Charbel, who is based in Gaza City on a temporary humanitarian rotation, spent nine hours furiously negotiating with the Israeli military for a delay to allow workers to move the artifacts to a safer location. But the challenge was larger than just holding off the military. As Israel expands its operation in Gaza City, other organizations were in disarray, and no one could locate trucks to transport the artifacts at such short notice.

“Five minutes before I had to accept this was going to be evaporated in front of us, another actor offered us transport,” said Charbel. PUI worked with the Latin Patriarchate of Jerusalem to move the artifacts to a safer location in Gaza City that is not being disclosed for security reasons.

The French Biblical and Archaeological School of Jerusalem (EBAF), a venerated archaeological institution in the region which oversaw the Dead Sea Scrolls excavation in Israel, was responsible for the storage of about 80 square meters (860 sq ft) of archaeological artifacts in the Al-Kawthar high-rise building in Gaza City. PUI was providing security for the site.

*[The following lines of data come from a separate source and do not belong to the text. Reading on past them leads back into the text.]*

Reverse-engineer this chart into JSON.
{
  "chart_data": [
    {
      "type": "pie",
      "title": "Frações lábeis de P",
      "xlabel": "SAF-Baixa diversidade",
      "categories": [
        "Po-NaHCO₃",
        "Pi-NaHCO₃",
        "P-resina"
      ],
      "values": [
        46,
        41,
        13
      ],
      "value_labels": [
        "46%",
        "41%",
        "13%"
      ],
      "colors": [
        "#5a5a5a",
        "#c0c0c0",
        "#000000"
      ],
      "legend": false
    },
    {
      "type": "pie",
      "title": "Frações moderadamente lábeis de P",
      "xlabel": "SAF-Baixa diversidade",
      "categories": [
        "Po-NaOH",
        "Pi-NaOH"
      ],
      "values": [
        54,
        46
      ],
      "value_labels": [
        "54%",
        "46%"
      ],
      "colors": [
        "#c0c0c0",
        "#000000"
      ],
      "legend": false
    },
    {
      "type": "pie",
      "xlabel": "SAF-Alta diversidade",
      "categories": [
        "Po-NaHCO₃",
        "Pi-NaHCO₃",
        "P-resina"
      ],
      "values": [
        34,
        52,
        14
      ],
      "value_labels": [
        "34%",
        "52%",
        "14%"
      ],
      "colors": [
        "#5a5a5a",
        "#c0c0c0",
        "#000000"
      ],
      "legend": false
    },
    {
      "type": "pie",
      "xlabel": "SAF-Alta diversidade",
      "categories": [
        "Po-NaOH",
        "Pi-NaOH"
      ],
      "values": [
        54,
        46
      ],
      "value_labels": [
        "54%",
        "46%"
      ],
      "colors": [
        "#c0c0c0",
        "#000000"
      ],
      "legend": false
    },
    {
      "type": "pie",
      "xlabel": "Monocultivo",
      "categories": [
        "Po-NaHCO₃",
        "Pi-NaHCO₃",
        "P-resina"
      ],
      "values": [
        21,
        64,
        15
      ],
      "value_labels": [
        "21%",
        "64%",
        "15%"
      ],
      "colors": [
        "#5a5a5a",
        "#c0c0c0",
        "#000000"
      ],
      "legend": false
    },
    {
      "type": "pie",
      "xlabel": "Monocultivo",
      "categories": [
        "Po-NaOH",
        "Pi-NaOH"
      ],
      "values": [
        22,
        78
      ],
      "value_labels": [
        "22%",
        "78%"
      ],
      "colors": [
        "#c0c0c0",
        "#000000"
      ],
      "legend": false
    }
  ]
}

Dozens of ancient archaeological sites have been found in Gaza, including temples, monasteries, palaces, churches, mosques and mosaics. Many of them have been lost to urban sprawl and looting. UNESCO is struggling to preserve some of those that remain. Some of the sites date back 6,000 years, when Gaza was a central stop on trade routes between Egypt and the Levant, and the emergence of urban societies began to transform farming villages.

The artifacts rescued this week include ceramic jugs, mosaics, coins, painted plasterwork, human and animal remains, and items excavated from the Saint Hilarion Monastery, one of the oldest known examples of Christian monastic communities in the Middle East, according to UNESCO.

No time for normal preparation

Starting just after sunrise on Thursday, workers rushed to pack five flatbed trucks with as many delicate artifacts as they possibly could in the space of six hours. Artifacts, which had been carefully stored and documented in the warehouse, were hurriedly packed in cardboard boxes, with nearly 2,000-year-old pottery resting on the sandy ground.

Charbel noted that transporting such old artifacts usually requires intense preparation and special provisions to protect delicate objects, something that wasn’t possible in this instance. The Israeli military does not allow the use of closed container trucks, exposing the artifacts to additional dangers. Several items were broken en route and others had to be left behind. Israel destroyed the building on Sunday, claiming Hamas had positioned observation posts and intelligence-gathering infrastructure within it.

Over the past week, Israel has demolished multiple high-rise buildings in Gaza City, part of its dramatic warnings to civilians to evacuate ahead of the ground offensive, which began on Tuesday morning.

As Israel’s ground operation expands, the artifacts are being held in a different location in Gaza City. However, they are outside, exposed to the elements, and remain in grave danger as strikes intensify.

UNESCO said Israel has damaged at least 110 cultural sites across the Gaza Strip, including 13 religious sites, 77 buildings of historical or artistic interest, one museum, and seven archaeological sites, since the beginning of the war in October 2023.

During the archaeological rescue, Charbel said, he and other aid workers also wrestled with deeper questions. Did it make sense to direct so many resources, including desperately needed fuel and trucks, risking the lives of multiple people who worked under constant threat of bombardment, for inanimate historical objects, when the humanitarian situation is so dire? Charbel said he was worried about spending so much time arguing over the archaeological artifacts when they also needed to negotiate with COGAT about life-saving water, food, and medicine.

“But we accepted to do this, because it’s so valuable, this stuff, it’s of such importance to world history and also Palestinian history,” said Charbel. “Destroying early examples of Christian history in Palestine would erase it forever.”